Lemonade, which promises to revolutionize the insurance industry with algorithms using artificial intelligence and big data, quenched its thirst for success with a notable entry Thursday on the New York Stock Exchange, where its stock soared closely. by 140%. Listed under the symbol LMND, the stock ended at $ 69.41 while its IPO price was set at $ 29. At Thursday’s close, Lemonade was worth just over $ 3 billion on the stock market, according to specialist firm Factset. Founded in 2016 by Daniel Schreiber and Shai Wininger, the New York-based company aims to use cutting-edge technological tools to transform the world of insurance by delivering personalized contracts that can be created in minutes.
Lemonade describes itself as “A new kind of insurance company, built from scratch from a digital substrate, a modern business model and without the weight of the past”, in a document sent to the US stock market policeman, the SEC, before it entered Wall Street. The platform currently offers insurance for tenants and owners in the United States as well as civil liability insurance in Germany and the Netherlands. These different services are accessible via a mobile application which is intended to be easy to use and guarantees ultra-fast reimbursement times.
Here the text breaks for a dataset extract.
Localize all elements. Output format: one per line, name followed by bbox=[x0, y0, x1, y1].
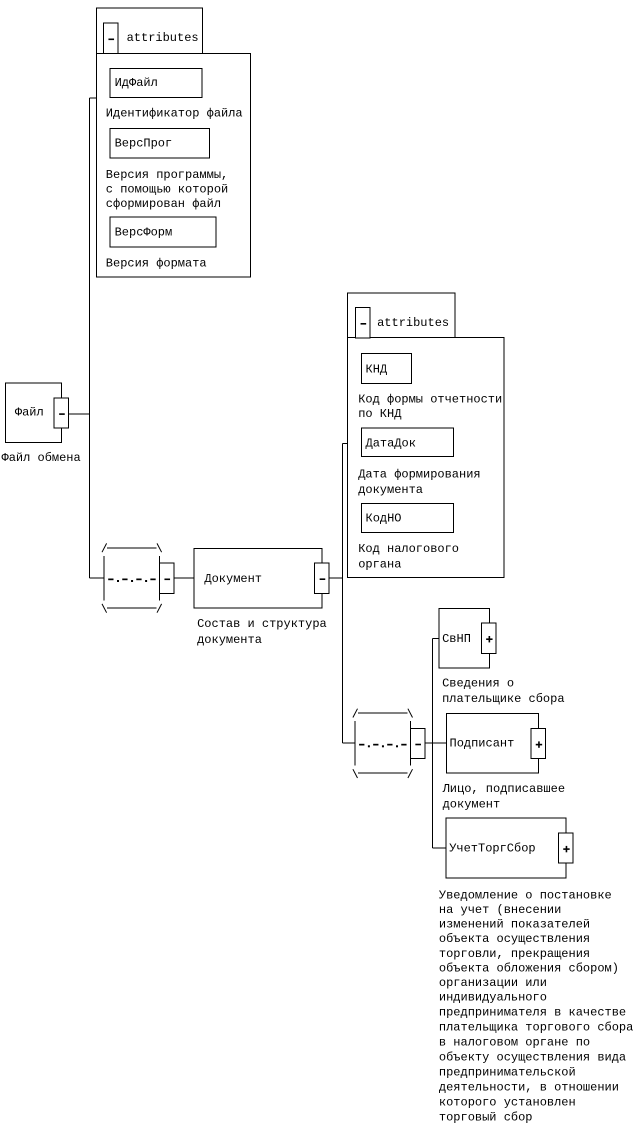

Popular with young people in their thirties
Lemonade is popular with young people in their thirties, who represent 70% of its customers, according to figures provided by the company. 90% of users also claim not to change insurer when joining Lemonade. Another trait likely to make it popular with “millennials”: the group loudly proclaims its commitment to movements for social justice, in particular the recent demonstrations against police violence and racism in the United States.
Lemonade also promotes charitable actions by asking its new clients to designate a non-profit association to which unspent sums are donated once a year. In 2019, $ 600,000 was distributed to around 20 organizations. Among its major shareholders, the company counts the Japanese group Softbank and venture capital firms such as Sequoia Capital and Aleph. The co-founders together hold more than half of the shares. Lemonade generated $ 67.3 million in revenue last year but failed to make a profit, posting losses of $ 108.5 million.